Sometimes it’s in the aftermath when the picture really starts to become clearer, and the magnitude of what has happened occurs to you. It’s even worse than the start of the story. I’ve covered too many of these now. Sadly, it won’t be my last one, and I know that. It’s one of those stories I dread getting a call for every single time. I just think, “Not again. And please don’t let it be a school.” Now, as a mom, that’s going to be even harder.
Did you have voice training before you went to work at the network? I didn’t. When you start at NBC, they do send you to a voice coach. But when I went to him, he said, “There’s not a whole lot I can do with you. You have a great voice.” I felt very fortunate to hear him say that, because I don’t really have an explanation. I think the best I can say is that I’ve mimicked people I’ve liked. I watched 60 Minutes religiously at eight years old. I was a total TV news junkie from a very early age. I would listen to the cadence, and I would listen to how the greats pronounced their words, and how they delivered their copy. I guess it worked.
Have you had any mentors at NBC? From the on-air side, no. There’s a producer for NBC News at 30 Rock who teaches a writing class for correspondents, and her name is M. L. Flynn. You spend a week with her and she kind of breaks you down, then builds you up, and then sends you out to the correspondent world. I think it’s been the single biggest change in my work as a journalist, in terms of growth. She’s worked with all the best. She was [former NBC Nightly News anchor] Tom Brokaw’s producer. She’s been all over the world, in very exotic places, and done incredible reporting. She’s a true journalist’s journalist. And she’s the best of the best. To be in a room with her for a week was an incredible gift that NBC gave me. If you looked at my writing skill at the beginning of the week and the end of the week, you could definitively tell that it had improved a great deal. That was probably the biggest leap I’ve taken with a mentor. She’s amazing.
So, you write your own copy that goes on the teleprompter? Everything that has my voice on it is my writing. Sometimes I write what an anchor reads, as well. In New York, they usually write what Lester Holt says. I write what I say.
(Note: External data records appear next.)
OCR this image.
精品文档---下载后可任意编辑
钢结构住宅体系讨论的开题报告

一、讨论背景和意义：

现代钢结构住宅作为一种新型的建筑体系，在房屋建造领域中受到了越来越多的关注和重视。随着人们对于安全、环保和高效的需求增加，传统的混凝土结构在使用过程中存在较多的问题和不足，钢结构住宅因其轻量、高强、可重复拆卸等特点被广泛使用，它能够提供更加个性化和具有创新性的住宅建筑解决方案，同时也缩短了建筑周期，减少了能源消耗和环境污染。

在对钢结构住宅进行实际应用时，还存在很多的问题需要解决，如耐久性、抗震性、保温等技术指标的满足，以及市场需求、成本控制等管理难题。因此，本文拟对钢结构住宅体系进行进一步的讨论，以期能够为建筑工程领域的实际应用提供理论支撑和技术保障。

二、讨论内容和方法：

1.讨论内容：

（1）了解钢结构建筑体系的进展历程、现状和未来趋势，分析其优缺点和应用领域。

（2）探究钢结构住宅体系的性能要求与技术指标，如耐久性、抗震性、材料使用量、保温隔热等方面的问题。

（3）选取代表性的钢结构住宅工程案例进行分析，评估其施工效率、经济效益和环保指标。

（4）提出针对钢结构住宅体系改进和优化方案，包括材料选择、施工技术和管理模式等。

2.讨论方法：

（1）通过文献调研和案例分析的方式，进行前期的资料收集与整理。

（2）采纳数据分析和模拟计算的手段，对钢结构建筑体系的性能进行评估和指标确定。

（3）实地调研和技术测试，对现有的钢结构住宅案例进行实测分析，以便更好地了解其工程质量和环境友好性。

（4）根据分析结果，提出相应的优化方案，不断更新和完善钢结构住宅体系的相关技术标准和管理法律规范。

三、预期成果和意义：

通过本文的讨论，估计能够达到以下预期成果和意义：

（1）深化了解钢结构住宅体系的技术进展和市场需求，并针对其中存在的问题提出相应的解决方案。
Some days, if breaking news happens at 4:30, they need a script by 5:30, and you’ve got to do interviews on the phone, and they’ve got a camera somewhere else taking in a feed, a video, and you’re looking at it in near-real time. It’s a chaotic scramble. There are days when you’ve got to write a script in a half-hour.
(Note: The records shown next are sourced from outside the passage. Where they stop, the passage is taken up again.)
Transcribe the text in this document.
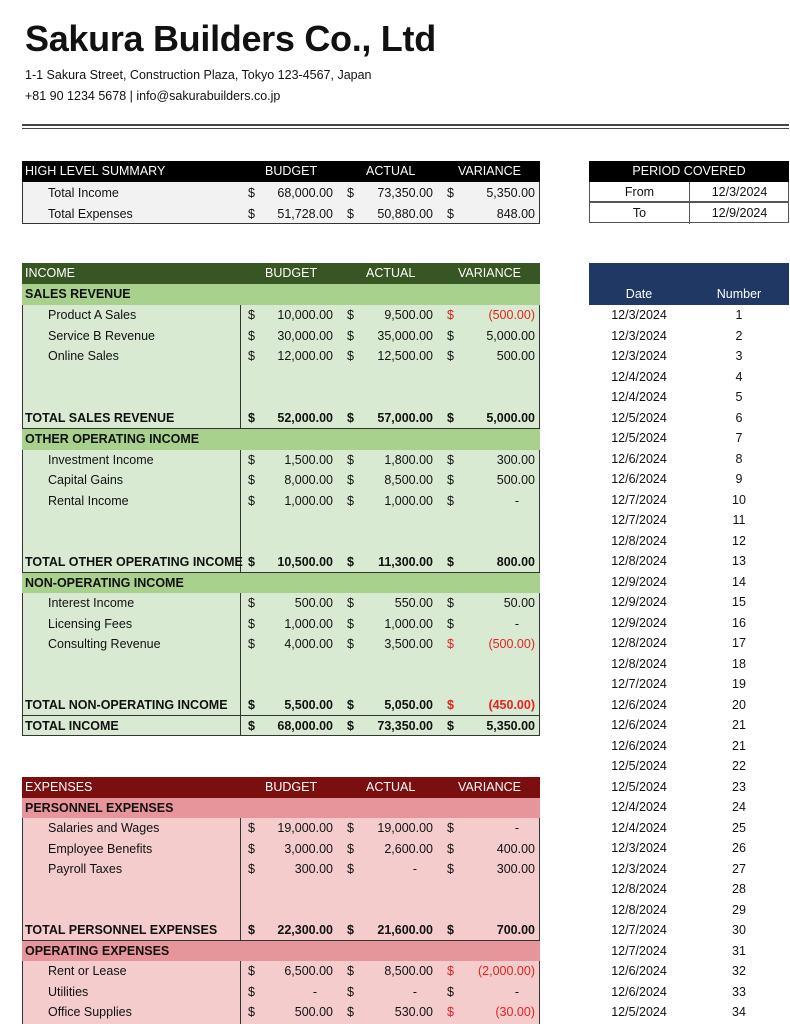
Sakura Builders Co., Ltd
1-1 Sakura Street, Construction Plaza, Tokyo 123-4567, Japan
+81 90 1234 5678 | info@sakurabuilders.co.jp
HIGH LEVEL SUMMARY	BUDGET	ACTUAL	VARIANCE
Total Income	$	68,000.00 $	73,350.00 $	5,350.00
Total Expenses	$	51,728.00 $	50,880.00 $	848.00
PERIOD COVERED
From	12/3/2024
To	12/9/2024
INCOME	BUDGET	ACTUAL	VARIANCE
SALES REVENUE
Product A Sales	$	10,000.00 $	9,500.00 $	(500.00)
Service B Revenue	$	30,000.00 $	35,000.00 $	5,000.00
Online Sales	$	12,000.00 $	12,500.00 $	500.00
TOTAL SALES REVENUE	$	52,000.00 $	57,000.00 $	5,000.00
OTHER OPERATING INCOME
Investment Income	$	1,500.00 $	1,800.00 $	300.00
Capital Gains	$	8,000.00 $	8,500.00 $	500.00
Rental Income	$	1,000.00 $	1,000.00 $	-
TOTAL OTHER OPERATING INCOME $	10,500.00 $	11,300.00 $	800.00
NON-OPERATING INCOME
Interest Income	$	500.00 $	550.00 $	50.00
Licensing Fees	$	1,000.00 $	1,000.00 $	-
Consulting Revenue	$	4,000.00 $	3,500.00 $	(500.00)
TOTAL NON-OPERATING INCOME	$	5,500.00 $	5,050.00 $	(450.00)
TOTAL INCOME	$	68,000.00 $	73,350.00 $	5,350.00
EXPENSES	BUDGET	ACTUAL	VARIANCE
PERSONNEL EXPENSES
Salaries and Wages	$	19,000.00 $	19,000.00 $	-
Employee Benefits	$	3,000.00 $	2,600.00 $	400.00
Payroll Taxes	$	300.00 $	-	$	300.00
TOTAL PERSONNEL EXPENSES	$	22,300.00 $	21,600.00 $	700.00
OPERATING EXPENSES
Rent or Lease	$	6,500.00 $	8,500.00 $	(2,000.00)
Utilities	$	-	$	-	$	-
Office Supplies	$	500.00 $	530.00 $	(30.00)
Date	Number
12/3/2024	1
12/3/2024	2
12/3/2024	3
12/4/2024	4
12/4/2024	5
12/5/2024	6
12/5/2024	7
12/6/2024	8
12/6/2024	9
12/7/2024	10
12/7/2024	11
12/8/2024	12
12/8/2024	13
12/9/2024	14
12/9/2024	15
12/9/2024	16
12/8/2024	17
12/8/2024	18
12/7/2024	19
12/6/2024	20
12/6/2024	21
12/6/2024	21
12/5/2024	22
12/5/2024	23
12/4/2024	24
12/4/2024	25
12/3/2024	26
12/3/2024	27
12/8/2024	28
12/8/2024	29
12/7/2024	30
12/7/2024	31
12/6/2024	32
12/6/2024	33
12/5/2024	34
What have you done to mesh with social media? I’m probably not that great at social media. I’ll admit that. If you look at my Facebook page, it’s pictures of my baby and my dog. I’m sort of old school at that, too. I know social media helps promote our product. And when I can, I do. Most days, I’m just focused on the story and on conveying what I’m feeling. Sometimes writing your own scripts and finding the right words is such a consuming exercise that I just feel like, “I can’t think about Instagram right now. I’m lost on a word.” So with social media, I’m probably a rogue child.
Do you have any aspirations to be at the anchor desk? No. I’ve never wanted to be an anchor, and I still don’t. I like telling a story, and I like being out. I do this job so I don’t have to sit at a desk. Therefore, sitting at an anchor desk is counterintuitive to my goals.
What is the most difficult part of being a journalist, in your opinion? My opinion has changed. The new answer is that I have to leave my baby. I fear I’m going to miss moments. I already have a lump in my throat. I have this tremendous anxiety about having to leave her. I think the answer now is the hardest part of the job is saying goodbye to my daughter at the airport.